Day 7 – Italian Job Day 2 – Brisighella and Faenza

Saturday would take us further into the stunning Italian countryside, with four sections; Imola to Brisighella; a short hop to a restaurant for lunch; Brisighella to Faenza and finally Faenza to Imola.

The briefing the previous evening had instructed us to take 3 photos and send them to the organisers by 5 pm. We needed one shot of our Mini and scenery, both team members with a local Italian and the third photo of our choice.

As our car number dictated we were the first to leave and we were determined to arrive at the correct time. This isn’t a race, it’s an opportunity to take in the scenery and enjoy the stunning weather. Nevertheless, we took it a little too seriously and didn’t stop to take a photo of Mini and scenery. The first stop was Terra di Brisighella, who produce a variety of supreme olive oils. We were a few minutes early so parked by the side of the road waiting to drive in on “our minute”. Spotting us waiting, Freddie waved us in, as he did with the other teams, all without penalty.

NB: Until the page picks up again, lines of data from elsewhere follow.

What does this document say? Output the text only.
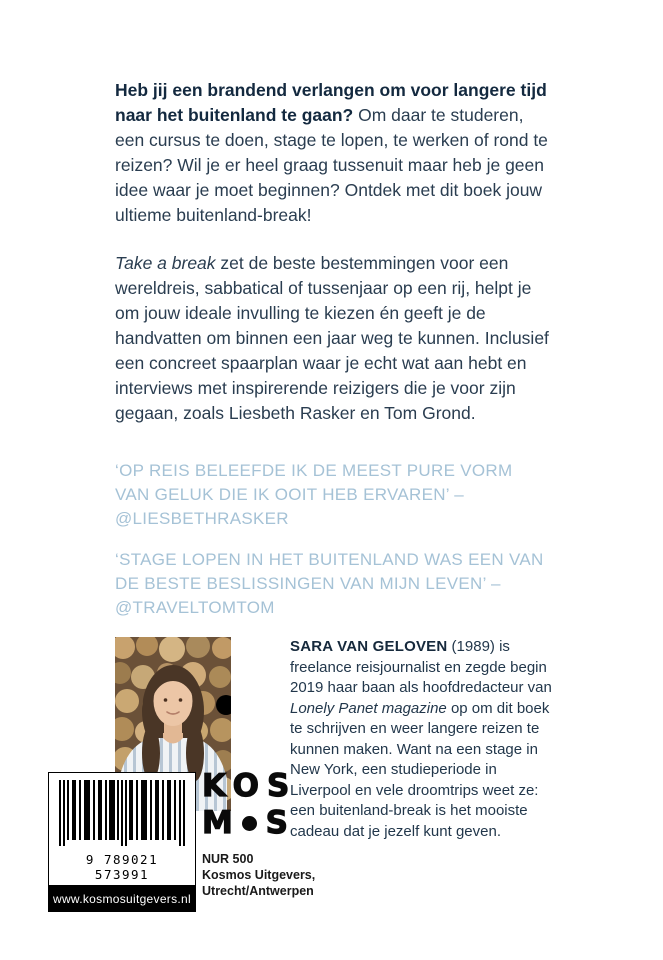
Heb jij een brandend verlangen om voor langere tijd naar het buitenland te gaan? Om daar te studeren, een cursus te doen, stage te lopen, te werken of rond te reizen? Wil je er heel graag tussenuit maar heb je geen idee waar je moet beginnen? Ontdek met dit boek jouw ultieme buitenland-break!

Take a break zet de beste bestemmingen voor een wereldreis, sabbatical of tussenjaar op een rij, helpt je om jouw ideale invulling te kiezen én geeft je de handvatten om binnen een jaar weg te kunnen. Inclusief een concreet spaarplan waar je echt wat aan hebt en interviews met inspirerende reizigers die je voor zijn gegaan, zoals Liesbeth Rasker en Tom Grond.

‘OP REIS BELEEFDE IK DE MEEST PURE VORM VAN GELUK DIE IK OOIT HEB ERVAREN’ – @LIESBETHRASKER

‘STAGE LOPEN IN HET BUITENLAND WAS EEN VAN DE BESTE BESLISSINGEN VAN MIJN LEVEN’ – @TRAVELTOMTOM

SARA VAN GELOVEN (1989) is freelance reisjournalist en zegde begin 2019 haar baan als hoofdredacteur van Lonely Panet magazine op om dit boek te schrijven en weer langere reizen te kunnen maken. Want na een stage in New York, een studieperiode in Liverpool en vele droomtrips weet ze: een buitenland-break is het mooiste cadeau dat je jezelf kunt geven.

9 789021 573991
www.kosmosuitgevers.nl
KOS
M S
NUR 500
Kosmos Uitgevers,
Utrecht/Antwerpen
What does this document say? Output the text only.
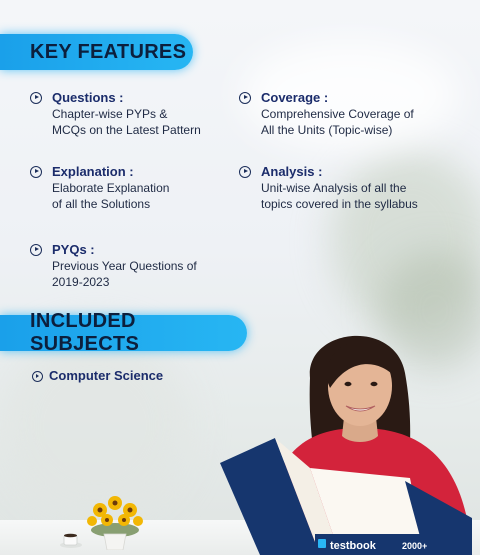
KEY FEATURES
Questions :
Chapter-wise PYPs &
MCQs on the Latest Pattern
Coverage :
Comprehensive Coverage of
All the Units (Topic-wise)
Explanation :
Elaborate Explanation
of all the Solutions
Analysis :
Unit-wise Analysis of all the
topics covered in the syllabus
PYQs :
Previous Year Questions of
2019-2023
INCLUDED SUBJECTS
Computer Science
testbook	2000+
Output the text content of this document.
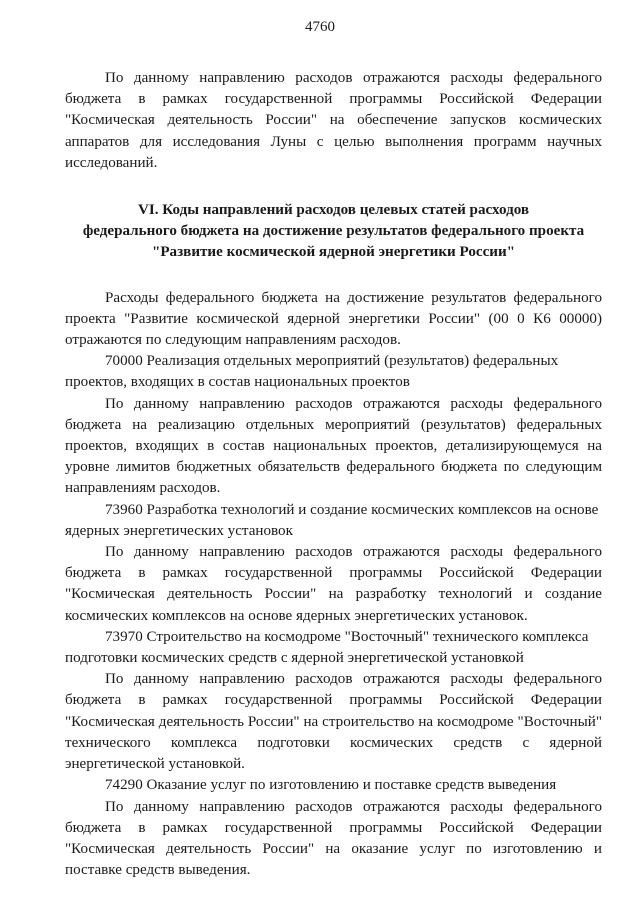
4760

По данному направлению расходов отражаются расходы федерального бюджета в рамках государственной программы Российской Федерации "Космическая деятельность России" на обеспечение запусков космических аппаратов для исследования Луны с целью выполнения программ научных исследований.

VI. Коды направлений расходов целевых статей расходов
федерального бюджета на достижение результатов федерального проекта
"Развитие космической ядерной энергетики России"

Расходы федерального бюджета на достижение результатов федерального проекта "Развитие космической ядерной энергетики России" (00 0 К6 00000) отражаются по следующим направлениям расходов.

70000 Реализация отдельных мероприятий (результатов) федеральных проектов, входящих в состав национальных проектов

По данному направлению расходов отражаются расходы федерального бюджета на реализацию отдельных мероприятий (результатов) федеральных проектов, входящих в состав национальных проектов, детализирующемуся на уровне лимитов бюджетных обязательств федерального бюджета по следующим направлениям расходов.

73960 Разработка технологий и создание космических комплексов на основе ядерных энергетических установок

По данному направлению расходов отражаются расходы федерального бюджета в рамках государственной программы Российской Федерации "Космическая деятельность России" на разработку технологий и создание космических комплексов на основе ядерных энергетических установок.

73970 Строительство на космодроме "Восточный" технического комплекса подготовки космических средств с ядерной энергетической установкой

По данному направлению расходов отражаются расходы федерального бюджета в рамках государственной программы Российской Федерации "Космическая деятельность России" на строительство на космодроме "Восточный" технического комплекса подготовки космических средств с ядерной энергетической установкой.

74290 Оказание услуг по изготовлению и поставке средств выведения

По данному направлению расходов отражаются расходы федерального бюджета в рамках государственной программы Российской Федерации "Космическая деятельность России" на оказание услуг по изготовлению и поставке средств выведения.
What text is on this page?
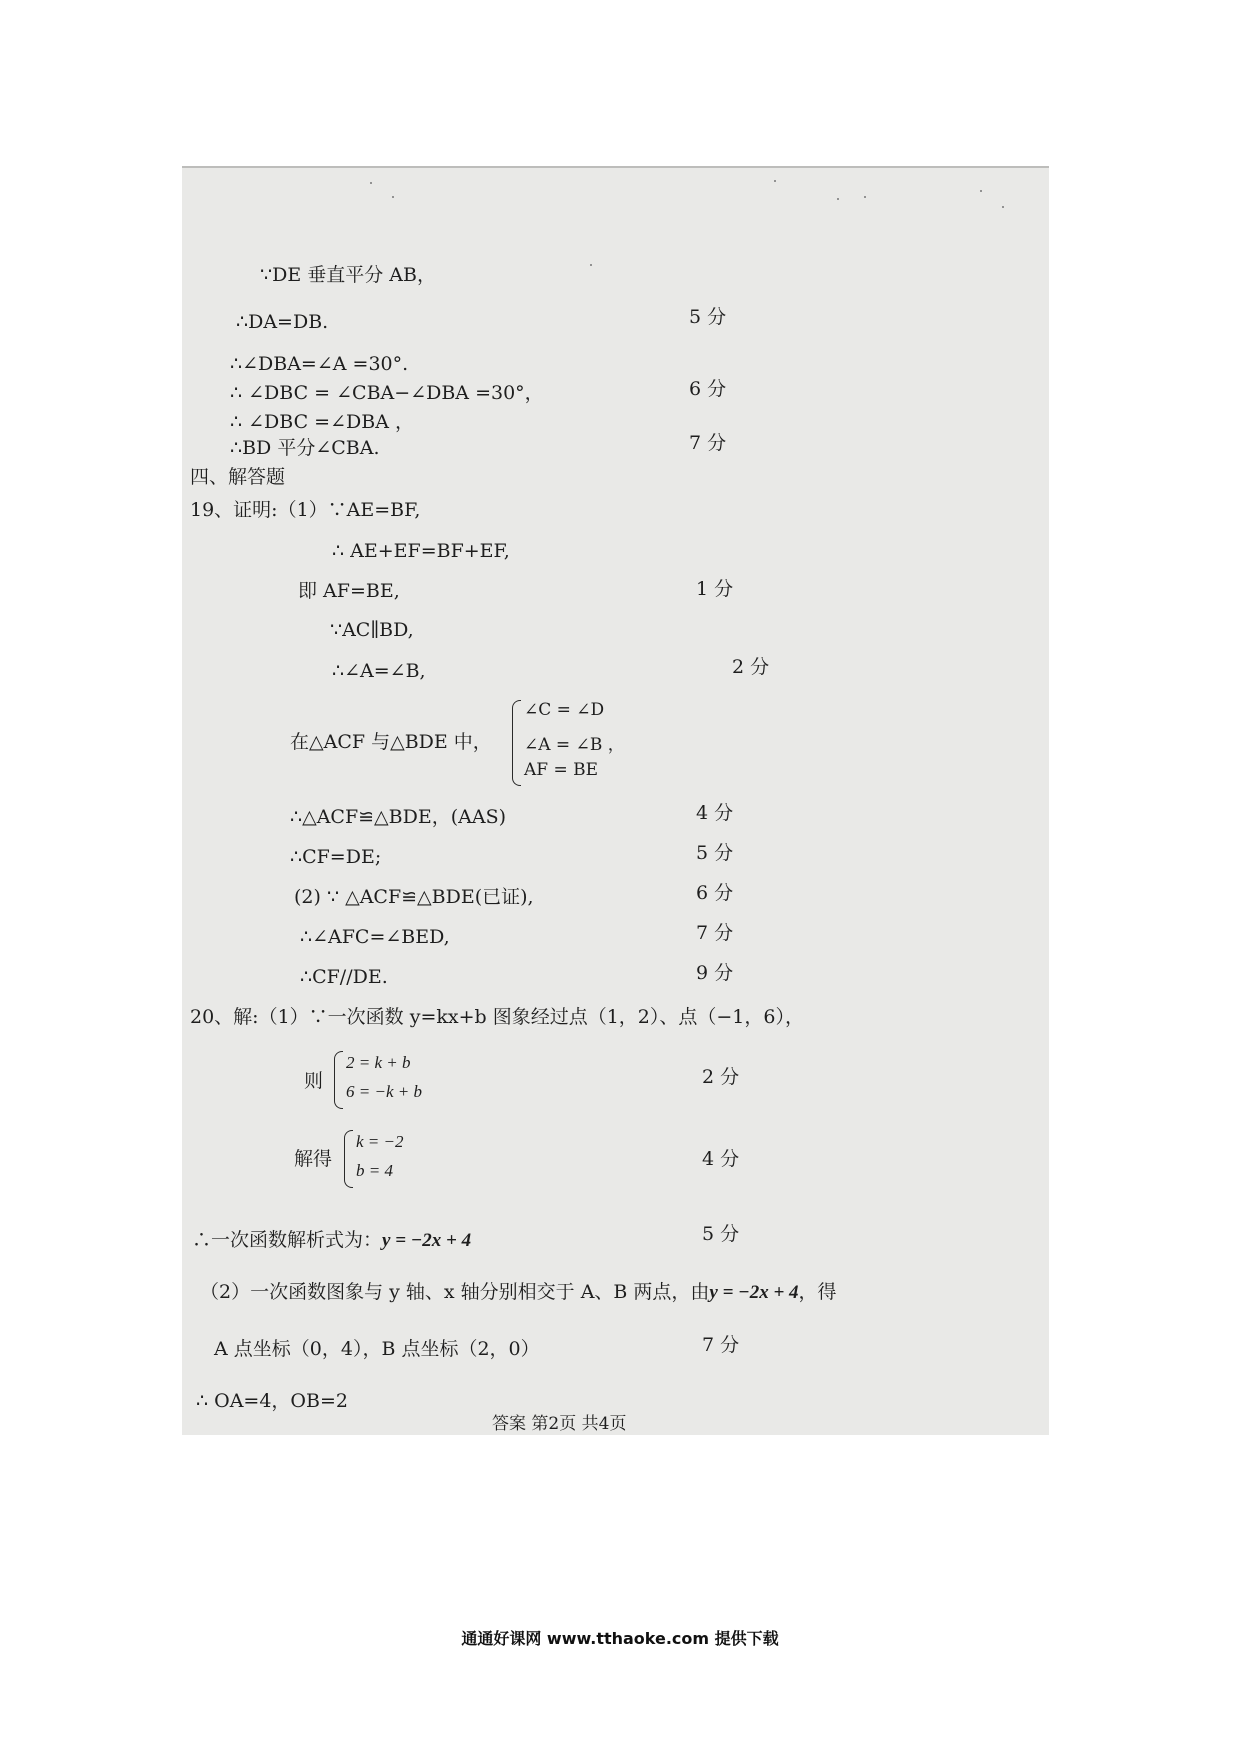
∵DE 垂直平分 AB，
∴DA=DB.
∴∠DBA=∠A =30°.
∴ ∠DBC = ∠CBA−∠DBA =30°，
∴ ∠DBC =∠DBA ，
∴BD 平分∠CBA.
5 分
6 分
7 分
四、解答题
19、证明:（1）∵AE=BF,
∴ AE+EF=BF+EF,
即 AF=BE,
∵AC∥BD,
∴∠A=∠B,
在△ACF 与△BDE 中，
∠C = ∠D
∠A = ∠B ，
AF = BE
∴△ACF≌△BDE，(AAS)
∴CF=DE;
(2) ∵ △ACF≌△BDE(已证),
∴∠AFC=∠BED,
∴CF//DE.
1 分
2 分
4 分
5 分
6 分
7 分
9 分
20、解:（1）∵一次函数 y=kx+b 图象经过点（1，2）、点（−1，6），
则
2 = k + b
6 = −k + b
解得
k = −2
b = 4
∴一次函数解析式为：y = −2x + 4
（2）一次函数图象与 y 轴、x 轴分别相交于 A、B 两点，由y = −2x + 4，得
A 点坐标（0，4），B 点坐标（2，0）
∴ OA=4，OB=2
2 分
4 分
5 分
7 分
答案 第2页 共4页
通通好课网 www.tthaoke.com 提供下载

This set a theme for the rest of the trip, the road section timings went un-penalized, unlike the time trials of the day before and those to follow.

We were invited to sample some of the olive oils produced and learnt about the history of Terra di Brisighella and the art of olive oil production. It was an unusual experience to taste olive oil only with a piece of bread, nevertheless, it is the best way to understand the differences between different oils.

There was a short hop to the La Rocca restaurant for lunch. Confusing short for easy, and not realising the precision of some of the road book instructions (0.1 of a mile, or 528 feet) (insert picture here) we missed a turning and started to head out of Brisighella. Realising our mistake, we spotted a petrol station on the other side of the road that would provide an easy u-turn. Some petrol stations in Italy still have attendants and this was one of those, complete with a wire that rings a bell when a car enters. As we pulled in the attendant got up only to see us drive through and head off back to Brisighella.

At this point, we realised we weren’t the only ones a bit lost as Minis were appearing from all directions. We drove back into the town, turned around and attempted the directions again, ending up in another part of Brisighella, requiring a u-turn at the same petrol station, causing the same havoc as previously.

For our third attempt, we retraced our steps further back and whilst attempting to turn around spotted a sign to the restaurant. We arrived at the correct entrance to the correct car park opposite the correct restaurant, in the wrong direction. We experienced parking Minis Italian Job style for the first time, which is similar to the game of Rush Hour.

Mini parking, Italian Job style in Brisighella

Mini parking, Italian Job style in Brisighella

We had a bit of time to explore Brisighella and opted to join some of the other teams in an ascent of the castle, affording magnificent views of the town, including the jam-packed car park, and the surrounding countryside.

Parked Minis, and the service van, from Brisighella castle

Parked Minis, and the service van, from Brisighella castle

Back down to the town for a multi-course lunch and out on the road, once our Mini had been extracted from the middle of the car park, heading towards Piazza Del Popolo in the town of Faenza.

We turned from a beautiful, narrow street in Faenza into the broad, beautiful piazza, lined with a selection of classic cars owned by local residents. This was our first experience of the Italian Job awesomeness, experiences that you simply couldn’t buy anywhere else. We were presented with an Italian Job ceramic by Faenza’s mayor and shortly we were parked up with the other Jobbers filing in behind us (remember we were first on the road and we were running the lowest team number).

Classic car lineup in Faenza. Plus the service van, it gets everywhere

Classic car lineup in Faenza. Plus the service van, it gets everywhere

We had a couple of hours to explore the town and we also had to take a photo with an Italian. Feeling awkward, we grabbed an Italian gentleman and asked if we could take a photo with him. “Of course”, he said, which is quite in character, we found the Italians welcoming and accommodating, whatever odd request you came up with. With the photo in the can, we had a good look at the classic cars and climbed up onto the upper loggia, which provided a good view of the piazza and the cars.

A selfie with a random Italian gentleman. He seemed quite happy to join in

A selfie with a random Italian gentleman. He seemed quite happy to join in

A wander around the town followed by a quick coffee and it was time to head off.

The last hope of the day was back to the hotel, a straightforward 12 miles, however, we still had a Mini and scenery photo to take, although we weren’t in the picturesque area we had been earlier in the day, so we decided to send a photo of our Mini in the piazza, making a note for next time to take the opportunities early.

Before arriving at the hotel we took in a petrol stop so that we started the next day with a full tank (words of wisdom from Barry in team 49).